CHRIST IN WINTER: Reflections on Faith for the Years of Winter… ©
OLD JERKS Sat, 3-18-17
“Why didn’t you sit over there?”
That’s what the old guy, even older than I, just snarled at his wife.
We’re in the doctor’s waiting room. There are twenty-two chairs in the room. I am the only other person here. She is an elegant lady with a hearing aid. She came in by herself and sat down in a chair that faces the door from which the nurse will call for her, so that she would see the nurse even though she might not hear her. My guess is that her husband is late because he stopped in the rest room. She is embarrassed that I am witnessing this exchange, even though I’m sitting here typing on my laptop and acting like I don’t see them. She hastens to sit where he is pointing. It is about three feet from the chair she chose.
Maybe he’s normally a nice guy, but he’s in early Alzheimer’s. Maybe he has a brain tumor that is affecting his behavior. Maybe he’s a jerk.
You can be a jerk as easily at eighty as you can at twenty or forty. You can be a witch at any of those ages, too. Old age doesn’t automatically make one nicer, just as it doesn’t automatically make one wiser. St. Augustine said: “The so-called innocence of children is more weakness of limb than purity of spirit.” If he had lived to be old enough, he might also have said: “The so-called wisdom of old people is more slowness of limb than mellowness of soul.”
At each transition time, from one life stage to another, we have the opportunity to redo ourselves. Erik Erikson said that the task of the last stage is “final integrity vs despair.” I think there may be one more stage, the one in which we are face to face with the clock where the hands are about to signal “Time’s up.” One last stage to stop being a jerk.

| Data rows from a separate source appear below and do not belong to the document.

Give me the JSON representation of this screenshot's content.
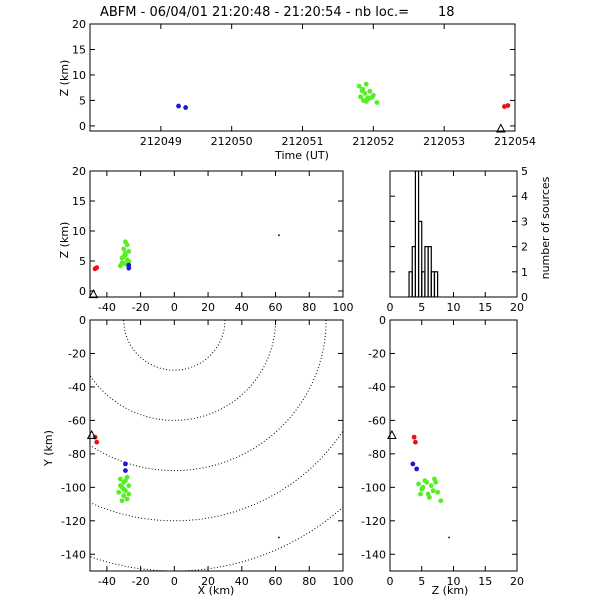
{
  "figure": {
    "title": "ABFM - 06/04/01 21:20:48 - 21:20:54 - nb loc.=       18",
    "background": "#ffffff",
    "colors": {
      "axes": "#000000",
      "green": "#55ee22",
      "blue": "#1a1ad6",
      "red": "#ee1111"
    }
  },
  "chart_data": [
    {
      "id": "time_height",
      "type": "scatter",
      "title": "",
      "xlabel": "Time (UT)",
      "ylabel": "Z (km)",
      "xlim": [
        212048.0,
        212054.0
      ],
      "ylim": [
        -1,
        20
      ],
      "xticks": [
        212049,
        212050,
        212051,
        212052,
        212053,
        212054
      ],
      "yticks": [
        0,
        5,
        10,
        15,
        20
      ],
      "markers": [
        {
          "symbol": "triangle",
          "x": 212053.8,
          "y": -0.6
        }
      ],
      "series": [
        {
          "color": "green",
          "points": [
            [
              212051.8,
              7.8
            ],
            [
              212051.85,
              7.2
            ],
            [
              212051.88,
              6.4
            ],
            [
              212051.9,
              8.2
            ],
            [
              212051.82,
              5.7
            ],
            [
              212051.86,
              5.0
            ],
            [
              212051.92,
              5.5
            ],
            [
              212051.95,
              6.8
            ],
            [
              212051.9,
              4.8
            ],
            [
              212051.98,
              5.6
            ],
            [
              212052.0,
              6.0
            ],
            [
              212052.05,
              4.6
            ],
            [
              212051.84,
              6.9
            ],
            [
              212051.93,
              5.3
            ]
          ]
        },
        {
          "color": "blue",
          "points": [
            [
              212049.25,
              3.9
            ],
            [
              212049.35,
              3.6
            ]
          ]
        },
        {
          "color": "red",
          "points": [
            [
              212053.85,
              3.8
            ],
            [
              212053.9,
              4.0
            ]
          ]
        }
      ]
    },
    {
      "id": "x_height",
      "type": "scatter",
      "title": "",
      "xlabel": "",
      "ylabel": "Z (km)",
      "xlim": [
        -50,
        100
      ],
      "ylim": [
        -1,
        20
      ],
      "xticks": [
        -40,
        -20,
        0,
        20,
        40,
        60,
        80,
        100
      ],
      "yticks": [
        0,
        5,
        10,
        15,
        20
      ],
      "markers": [
        {
          "symbol": "triangle",
          "x": -48,
          "y": -0.6
        },
        {
          "symbol": "dot",
          "x": 62,
          "y": 9.3
        }
      ],
      "series": [
        {
          "color": "green",
          "points": [
            [
              -29,
              8.2
            ],
            [
              -28,
              7.7
            ],
            [
              -30,
              7.0
            ],
            [
              -27,
              6.6
            ],
            [
              -29,
              6.0
            ],
            [
              -31,
              5.5
            ],
            [
              -28,
              5.2
            ],
            [
              -30,
              4.6
            ],
            [
              -32,
              4.2
            ],
            [
              -27,
              4.9
            ],
            [
              -29,
              6.3
            ],
            [
              -30,
              5.8
            ],
            [
              -28,
              4.4
            ],
            [
              -31,
              4.7
            ]
          ]
        },
        {
          "color": "blue",
          "points": [
            [
              -27,
              3.8
            ],
            [
              -27,
              4.3
            ]
          ]
        },
        {
          "color": "red",
          "points": [
            [
              -47,
              3.7
            ],
            [
              -46,
              3.9
            ]
          ]
        }
      ]
    },
    {
      "id": "altitude_histogram",
      "type": "bar",
      "title": "",
      "xlabel": "",
      "ylabel": "number of sources",
      "xlim": [
        0,
        20
      ],
      "ylim": [
        0,
        5
      ],
      "xticks": [
        0,
        5,
        10,
        15,
        20
      ],
      "yticks": [
        0,
        1,
        2,
        3,
        4,
        5
      ],
      "bin_edges": [
        3,
        3.5,
        4,
        4.5,
        5,
        5.5,
        6,
        6.5,
        7,
        7.5,
        8
      ],
      "values": [
        1,
        2,
        5,
        3,
        1,
        2,
        2,
        1,
        1,
        0
      ]
    },
    {
      "id": "plan_view",
      "type": "scatter",
      "title": "",
      "xlabel": "X (km)",
      "ylabel": "Y (km)",
      "xlim": [
        -50,
        100
      ],
      "ylim": [
        -150,
        0
      ],
      "xticks": [
        -40,
        -20,
        0,
        20,
        40,
        60,
        80,
        100
      ],
      "yticks": [
        0,
        -20,
        -40,
        -60,
        -80,
        -100,
        -120,
        -140
      ],
      "range_rings": {
        "center_x": 0,
        "center_y": 0,
        "radii": [
          30,
          60,
          90,
          120,
          150
        ]
      },
      "markers": [
        {
          "symbol": "triangle",
          "x": -49,
          "y": -69
        },
        {
          "symbol": "dot",
          "x": 62,
          "y": -130
        }
      ],
      "series": [
        {
          "color": "green",
          "points": [
            [
              -32,
              -95
            ],
            [
              -30,
              -97
            ],
            [
              -28,
              -94
            ],
            [
              -31,
              -100
            ],
            [
              -29,
              -102
            ],
            [
              -27,
              -99
            ],
            [
              -33,
              -103
            ],
            [
              -30,
              -105
            ],
            [
              -28,
              -107
            ],
            [
              -31,
              -108
            ],
            [
              -29,
              -96
            ],
            [
              -32,
              -99
            ],
            [
              -27,
              -104
            ],
            [
              -30,
              -101
            ]
          ]
        },
        {
          "color": "blue",
          "points": [
            [
              -29,
              -86
            ],
            [
              -29,
              -90
            ]
          ]
        },
        {
          "color": "red",
          "points": [
            [
              -47,
              -70
            ],
            [
              -46,
              -73
            ]
          ]
        }
      ]
    },
    {
      "id": "z_y_view",
      "type": "scatter",
      "title": "",
      "xlabel": "Z (km)",
      "ylabel": "",
      "xlim": [
        0,
        20
      ],
      "ylim": [
        -150,
        0
      ],
      "xticks": [
        0,
        5,
        10,
        15,
        20
      ],
      "yticks": [
        0,
        -20,
        -40,
        -60,
        -80,
        -100,
        -120,
        -140
      ],
      "markers": [
        {
          "symbol": "triangle",
          "x": 0.3,
          "y": -69
        },
        {
          "symbol": "dot",
          "x": 9.3,
          "y": -130
        }
      ],
      "series": [
        {
          "color": "green",
          "points": [
            [
              4.5,
              -98
            ],
            [
              5.0,
              -101
            ],
            [
              5.5,
              -96
            ],
            [
              6.0,
              -104
            ],
            [
              6.5,
              -99
            ],
            [
              7.0,
              -95
            ],
            [
              7.5,
              -103
            ],
            [
              8.0,
              -108
            ],
            [
              4.8,
              -104
            ],
            [
              5.8,
              -97
            ],
            [
              6.8,
              -102
            ],
            [
              5.2,
              -100
            ],
            [
              7.2,
              -97
            ],
            [
              6.2,
              -106
            ]
          ]
        },
        {
          "color": "blue",
          "points": [
            [
              3.6,
              -86
            ],
            [
              4.2,
              -89
            ]
          ]
        },
        {
          "color": "red",
          "points": [
            [
              3.8,
              -70
            ],
            [
              4.0,
              -73
            ]
          ]
        }
      ]
    }
  ]
}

There are a lot of nasty old people. Maybe they think they have the right, because they are old and don’t feel good, to tell others where to sit. Maybe they have always been mean and nasty and figured they had the right to tell everybody else where to sit, so they are just being consistent. Either way, time is running out. The last stage is leaving town, the stage away from Jerkville. Get on board.
Now that I am old, I don’t tell people where to sit.
I tweet as yooper1721.
I have often extolled my old friend, Walt Wagener, as one who is expert at “blooming where he’s planted.” Once when I did so, Helen said, “I want to bloom BEFORE I’m planted.” So I started writing a book of meditations for old people, sort of like my book for cancer patients. I called it BLOOM BEFORE YOU’RE PLANTED. I was never able to get an agent or publisher to be interested in the idea, though, so I’m now using some of the “chapters” for that book in this blog.